In the indictment, federal prosecutors allege that Rhodes orchestrated a plot to block the peaceful transfer of power from Trump to Biden, a conspiracy that ended with the Jan. 6 storming of the Capitol. Rhodes spent tens of thousands of dollars on firearms and gun accessories, prosecutors say, both before and after the insurrection.

He’s scheduled for a court appearance on Friday in Plano, Texas at 2:30 p.m. local time for arraignment on the charges.

Moseley told TPM that Rhodes was not staying at his own residence at the time of his arrest, citing privacy reasons.

“It wasn’t so private that the FBI couldn’t find him,” Moseley deadpanned.

Rhodes was undressed when the FBI called him, saying that they were outside the door. Moseley said that Rhodes “patched” him in to the call, during which the FBI coordinated the residence’s owners’ departure from the property.

“It was a lot of negotiating, making sure that they knew he was getting dressed and was coming out so nothing got out of control,” Moseley said. “They specifically were concerned about people coming out of the house, and I understood that that meant they were going to search the house.”

Local news reports say that FBI agents spent the rest of the day searching the home, located in the Dallas suburb of Little Elm.

Moseley told TPM that Rhodes had not yet produced records to the Jan. 6 Committee, and added that he believes the FBI has obtained the records sought by the panel.

“What a difference a day makes,” Moseley said. “Because if [the deposition] hadn’t been postponed, he would have testified.”

Since then, Moseley has been trying to help find a Texas criminal defense attorney to represent Rhodes. He told TPM that he called Kellye SoRelle, the Oath Keepers’ general counsel who was subject to a federal search warrant in September that cited “seditious conspiracy.” It’s not clear if SoRelle has managed to find Rhodes an attorney.

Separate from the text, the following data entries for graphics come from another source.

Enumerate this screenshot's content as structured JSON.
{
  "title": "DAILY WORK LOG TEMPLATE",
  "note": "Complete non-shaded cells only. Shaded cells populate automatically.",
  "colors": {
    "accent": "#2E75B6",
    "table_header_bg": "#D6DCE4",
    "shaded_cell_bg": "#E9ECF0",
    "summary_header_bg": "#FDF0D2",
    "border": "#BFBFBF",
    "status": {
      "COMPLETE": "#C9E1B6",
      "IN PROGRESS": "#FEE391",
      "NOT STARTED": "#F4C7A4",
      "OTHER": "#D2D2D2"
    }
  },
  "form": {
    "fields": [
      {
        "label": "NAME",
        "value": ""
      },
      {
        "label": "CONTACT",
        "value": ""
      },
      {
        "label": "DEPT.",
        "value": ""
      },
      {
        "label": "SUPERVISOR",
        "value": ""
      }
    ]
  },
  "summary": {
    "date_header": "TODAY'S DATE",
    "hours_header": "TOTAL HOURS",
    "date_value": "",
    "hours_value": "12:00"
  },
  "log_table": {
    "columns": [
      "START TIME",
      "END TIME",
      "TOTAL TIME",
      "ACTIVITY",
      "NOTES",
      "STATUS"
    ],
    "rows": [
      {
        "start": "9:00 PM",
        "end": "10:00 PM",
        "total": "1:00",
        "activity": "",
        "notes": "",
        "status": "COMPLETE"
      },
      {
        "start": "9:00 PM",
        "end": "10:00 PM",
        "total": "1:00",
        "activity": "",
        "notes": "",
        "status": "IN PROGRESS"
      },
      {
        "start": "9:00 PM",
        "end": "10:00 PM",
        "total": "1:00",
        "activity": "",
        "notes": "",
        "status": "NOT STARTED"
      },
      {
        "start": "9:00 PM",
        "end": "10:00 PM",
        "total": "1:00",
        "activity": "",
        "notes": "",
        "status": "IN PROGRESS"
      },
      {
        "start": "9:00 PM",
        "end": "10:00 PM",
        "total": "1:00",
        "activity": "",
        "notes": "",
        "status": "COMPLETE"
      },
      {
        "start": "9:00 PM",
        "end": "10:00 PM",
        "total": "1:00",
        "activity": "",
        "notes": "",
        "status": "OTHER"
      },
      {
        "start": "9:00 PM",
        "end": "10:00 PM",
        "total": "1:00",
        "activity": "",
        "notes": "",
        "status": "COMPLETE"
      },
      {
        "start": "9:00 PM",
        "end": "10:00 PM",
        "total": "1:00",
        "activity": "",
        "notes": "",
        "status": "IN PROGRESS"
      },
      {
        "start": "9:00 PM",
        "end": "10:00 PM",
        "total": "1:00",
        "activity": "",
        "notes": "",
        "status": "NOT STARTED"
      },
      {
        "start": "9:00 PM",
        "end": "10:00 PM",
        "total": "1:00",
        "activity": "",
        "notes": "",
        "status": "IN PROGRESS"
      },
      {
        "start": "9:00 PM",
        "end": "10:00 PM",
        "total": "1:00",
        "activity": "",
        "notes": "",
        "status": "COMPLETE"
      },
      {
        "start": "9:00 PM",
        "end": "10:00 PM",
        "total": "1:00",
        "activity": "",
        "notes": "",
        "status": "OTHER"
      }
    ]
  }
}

Moseley added that Rhodes’ committee appearance had been delayed in part because the Oath Keepers leader was having trouble paying attorneys.

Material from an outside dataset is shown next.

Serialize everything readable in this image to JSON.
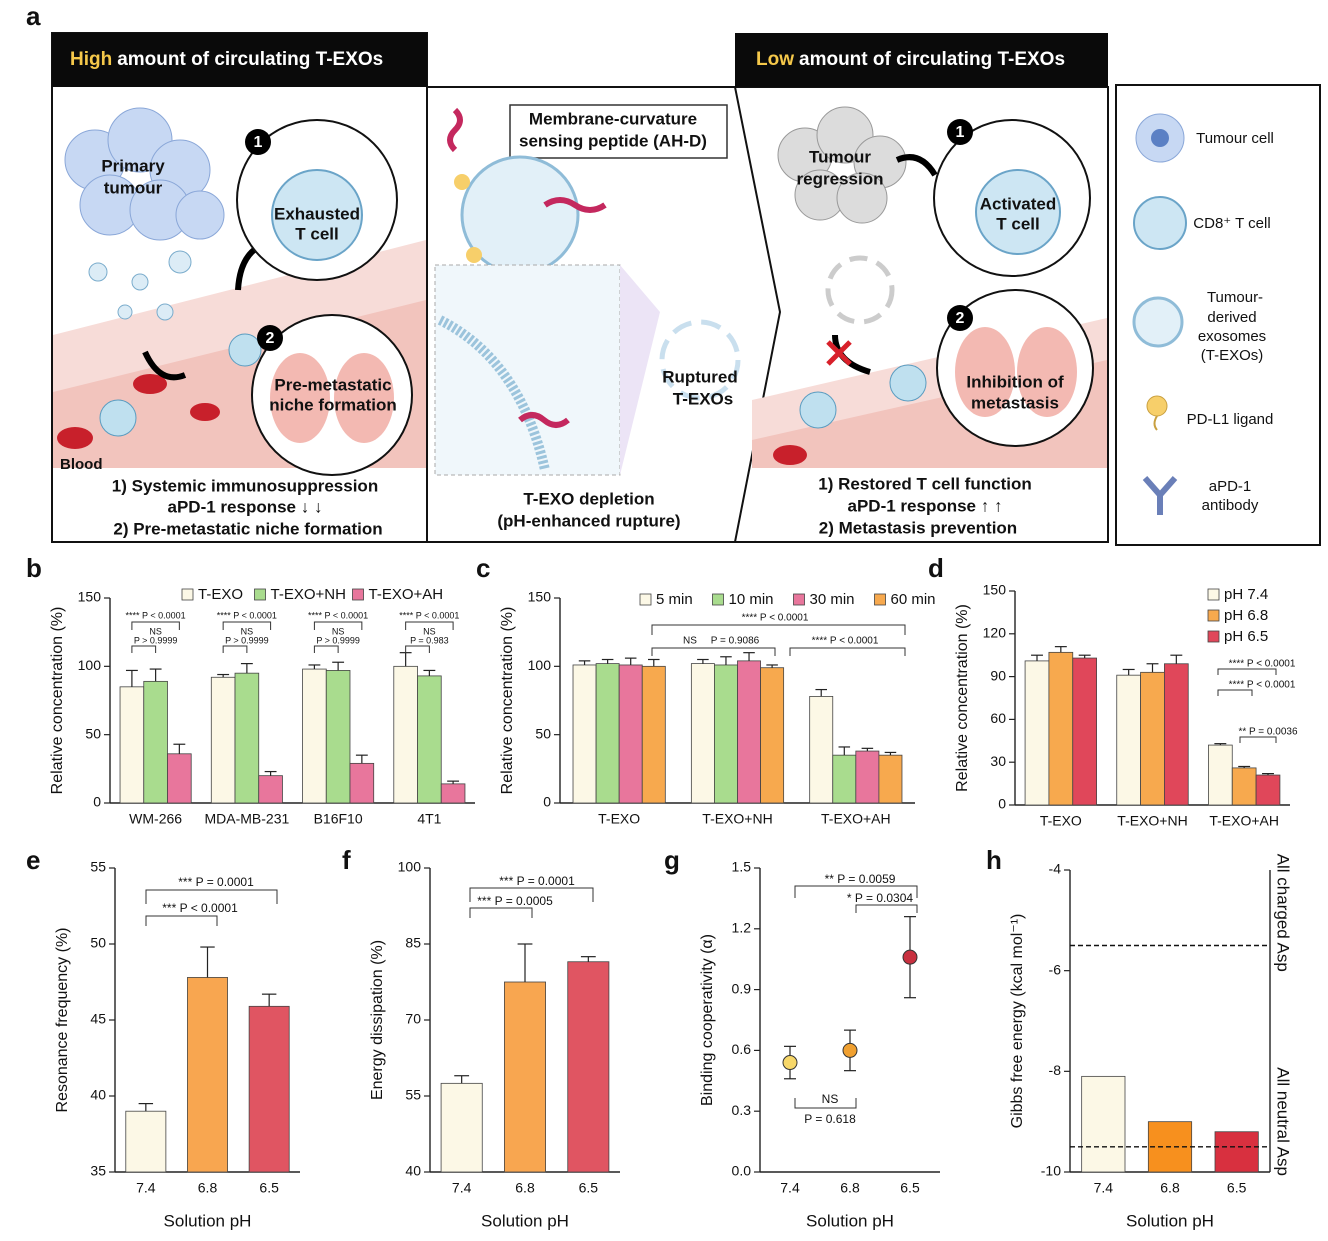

Some on the far-right have theorized that Rhodes had not been indicted because he was secretly a “federal operative,” as Moseley put it, adding that it was a “conspiracy theory” to believe that Rhodes was “in the same category as Ray Epps or Enrique Tarrio.”

Moseley said that at the time of his arrest, Rhodes had been trying to “clear his name” of the notion that he was associated with the federal government.

“He wanted to go on Tucker Carlson and tell his story,” Moseley said.